L'ormai ex presidente della Commissione europea si è detto pronto a
mettersi in discussione, a competere per la leadership con altri
candidati della stessa coalizione del centrosinistra.
"Credo che le primarie siano un modo straordinariamente utile - ha
affermato - si è divisi finché si deve lottare per avere un leader, e
uniti il giorno dopo in modo da vincere assieme le elezioni politiche".
Insomma, "c'è il tempo del sangue e c'è il tempo della riconciliazione".
Ovviamente, ha spiegato l'ex presidente del Consiglio, bisognerà fissare
"regole precise". Sarà soprattutto necessario "che gli elettori prendano
coscienza di questo loro compito". Inoltre, sarà ovviamente prioritario
scegliere una data "il più lontano possibile dalle elezioni".
Con questa proposta, che ha definito senza esitazioni "un grande passo
avanti per la nostra democrazia", Prodi ha voluto mettere a tacere chi
storce il naso di fronte alla sua candidatura.

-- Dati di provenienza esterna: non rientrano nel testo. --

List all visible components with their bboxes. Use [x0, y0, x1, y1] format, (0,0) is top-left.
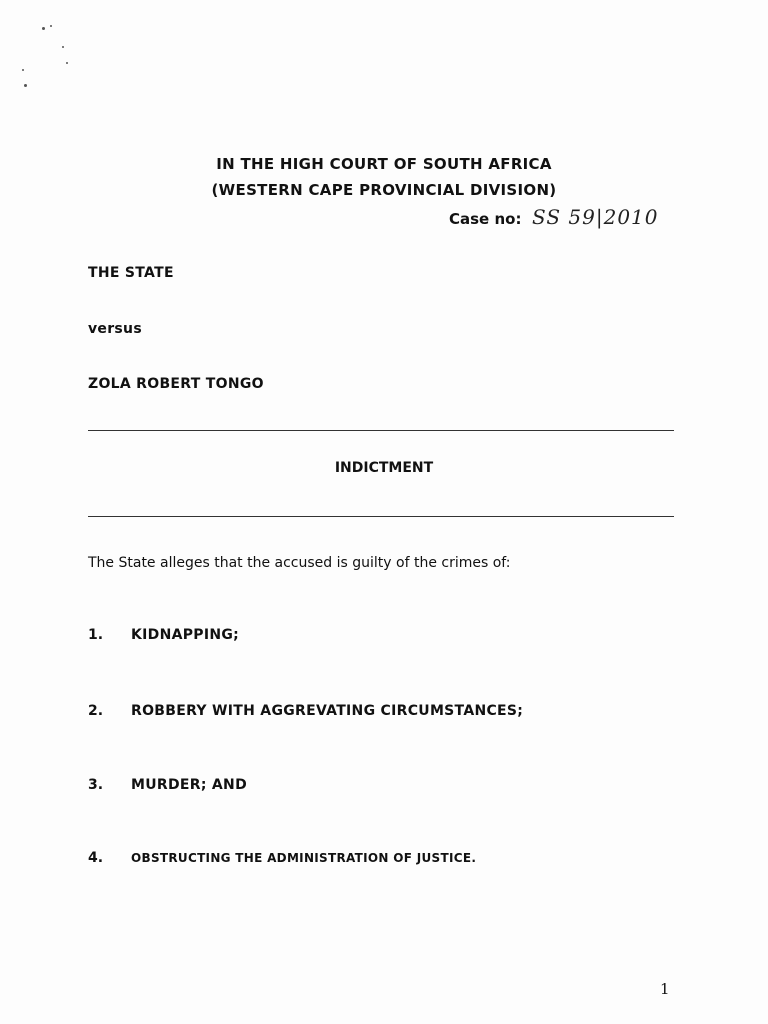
scan-speck	[66, 62, 68, 64]
case-number-handwritten: SS 59|2010	[532, 205, 659, 229]
divider-top	[88, 430, 674, 431]
crime-text: MURDER; AND	[131, 777, 247, 793]
crime-number: 3.	[88, 777, 104, 793]
scan-speck	[22, 69, 24, 71]
crime-number: 1.	[88, 627, 104, 643]
intro-text: The State alleges that the accused is guilty of the crimes of:	[88, 555, 511, 571]
party-state: THE STATE	[88, 265, 174, 281]
page-number: 1	[660, 980, 670, 998]
versus-text: versus	[88, 321, 142, 337]
scan-speck	[42, 27, 45, 30]
crime-text: KIDNAPPING;	[131, 627, 240, 643]
divider-bottom	[88, 516, 674, 517]
crime-number: 2.	[88, 703, 104, 719]
scan-speck	[50, 25, 52, 27]
scan-speck	[62, 46, 64, 48]
crime-text: ROBBERY WITH AGGREVATING CIRCUMSTANCES;	[131, 703, 524, 719]
document-title: INDICTMENT	[334, 460, 434, 476]
case-number-label: Case no:	[449, 210, 522, 228]
scan-speck	[24, 84, 27, 87]
crime-text: OBSTRUCTING THE ADMINISTRATION OF JUSTICE.	[131, 851, 477, 865]
accused-name: ZOLA ROBERT TONGO	[88, 376, 264, 392]
division-heading: (WESTERN CAPE PROVINCIAL DIVISION)	[211, 181, 557, 199]
court-heading: IN THE HIGH COURT OF SOUTH AFRICA	[216, 155, 552, 173]
crime-number: 4.	[88, 850, 104, 866]
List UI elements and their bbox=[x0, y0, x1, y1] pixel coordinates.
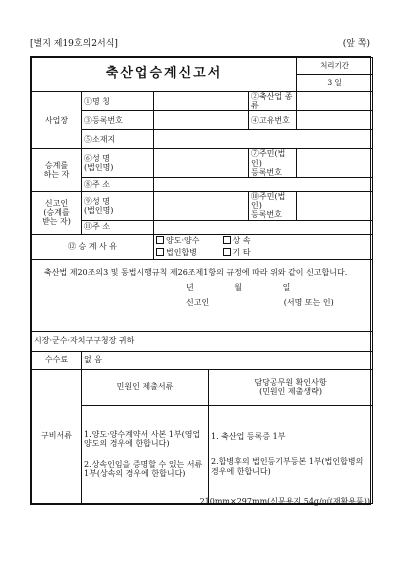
business-name-label: ①명 칭 bbox=[82, 92, 154, 111]
succession-reason-label: ⑫ 승 계 사 유 bbox=[32, 234, 154, 259]
business-unique-no-field[interactable] bbox=[297, 111, 373, 130]
reason-option-inheritance[interactable]: 상 속 bbox=[223, 236, 251, 245]
transferor-address-field[interactable] bbox=[154, 177, 373, 191]
form-number: [별지 제19호의2서식] bbox=[30, 39, 118, 49]
declaration-text: 축산법 제20조의3 및 동법시행규칙 제26조제1항의 규정에 따라 위와 같이 신고합니다. bbox=[44, 267, 348, 277]
business-section-label: 사업장 bbox=[32, 92, 82, 149]
checkbox-icon[interactable] bbox=[223, 248, 231, 256]
transferee-name-label: ⑨성 명 (법인명) bbox=[82, 191, 154, 220]
date-line: 년 월 일 bbox=[186, 283, 291, 293]
applicant-doc-item: 1.양도·양수계약서 사본 1부(영업양도의 경우에 한합니다) bbox=[84, 429, 201, 448]
official-docs-header: 담당공무원 확인사항 (민원인 제출생략) bbox=[209, 369, 373, 405]
business-reg-no-label: ③등록번호 bbox=[82, 111, 154, 130]
applicant-line bbox=[36, 298, 368, 307]
business-address-field[interactable] bbox=[154, 130, 373, 149]
business-type-label: ②축산업 종류 bbox=[249, 92, 297, 111]
checkbox-icon[interactable] bbox=[156, 236, 164, 244]
official-doc-item: 1. 축산업 등록증 1부 bbox=[211, 432, 286, 442]
reason-option-other[interactable]: 기 타 bbox=[223, 248, 251, 257]
processing-period-value: 3 일 bbox=[297, 75, 373, 92]
business-unique-no-label: ④고유번호 bbox=[249, 111, 297, 130]
official-docs-list bbox=[209, 405, 373, 503]
processing-period-label: 처리기간 bbox=[297, 58, 373, 75]
business-name-field[interactable] bbox=[154, 92, 249, 111]
transferor-section-label: 승계를 하는 자 bbox=[32, 149, 82, 192]
addressee: 시장·군수·자치구구청장 귀하 bbox=[32, 331, 373, 351]
applicant-label: 신고인 bbox=[186, 298, 210, 308]
report-form bbox=[30, 56, 371, 505]
signature-label: (서명 또는 인) bbox=[283, 298, 334, 308]
transferor-id-label: ⑦주민(법인) 등록번호 bbox=[249, 149, 297, 178]
form-table bbox=[31, 57, 373, 504]
transferee-id-label: ⑩주민(법인) 등록번호 bbox=[249, 191, 297, 220]
transferee-address-field[interactable] bbox=[154, 220, 373, 234]
applicant-docs-header: 민원인 제출서류 bbox=[82, 369, 209, 405]
transferee-section-label: 신고인 (승계를 받는 자) bbox=[32, 191, 82, 234]
transferor-address-label: ⑧주 소 bbox=[82, 177, 154, 191]
fee-value: 없 음 bbox=[82, 351, 373, 369]
declaration-block bbox=[32, 259, 373, 331]
reason-option-transfer[interactable]: 양도·양수 bbox=[156, 236, 220, 245]
transferor-name-label: ⑥성 명 (법인명) bbox=[82, 149, 154, 178]
transferee-address-label: ⑪주 소 bbox=[82, 220, 154, 234]
business-address-label: ⑤소재지 bbox=[82, 130, 154, 149]
transferor-id-field[interactable] bbox=[297, 149, 373, 178]
business-reg-no-field[interactable] bbox=[154, 111, 249, 130]
fee-label: 수수료 bbox=[32, 351, 82, 369]
page-side: (앞 쪽) bbox=[342, 39, 370, 49]
form-title: 축산업승계신고서 bbox=[32, 58, 297, 92]
succession-reason-options bbox=[154, 234, 373, 259]
paper-spec: 210mm×297mm(신문용지 54g/㎡(재활용품)) bbox=[199, 497, 370, 506]
business-type-field[interactable] bbox=[297, 92, 373, 111]
official-doc-item: 2.합병후의 법인등기부등본 1부(법인합병의 경우에 한합니다) bbox=[211, 457, 364, 476]
applicant-doc-item: 2.상속인임을 증명할 수 있는 서류 1부(상속의 경우에 한합니다) bbox=[84, 460, 203, 479]
transferee-name-field[interactable] bbox=[154, 191, 249, 220]
checkbox-icon[interactable] bbox=[156, 248, 164, 256]
reason-option-merger[interactable]: 법인합병 bbox=[156, 248, 220, 257]
transferee-id-field[interactable] bbox=[297, 191, 373, 220]
transferor-name-field[interactable] bbox=[154, 149, 249, 178]
applicant-docs-list bbox=[82, 405, 209, 503]
checkbox-icon[interactable] bbox=[223, 236, 231, 244]
documents-label: 구비서류 bbox=[32, 369, 82, 503]
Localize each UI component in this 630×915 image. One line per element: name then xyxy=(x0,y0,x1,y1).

"Se si fanno le primarie il problema della leadership si risolve subito
- ha affermato - se le primarie si vogliono, si fanno, altrimenti si
smettano le polemiche".
"Ci sono altri nomi e altre ipotesi - ha spiegato - questa è la nostra
ricchezza: noi non siamo una coalizione con leader obbligati, noi
diciamo che non esistono leader per mancanza di alternative, non
esistono uomini della provvidenza, non esistono padroni".
Ogni riferimento alla Casa delle Libertà, dove Silvio Berlusconi è capo
e proprietario di tutto, è ovviamente puramente casuale.
"Spero che la proposta venga accolta - ha concluso - vediamo ora come
viene accolto il discorso, io ho detto semplicemente che sono pronto".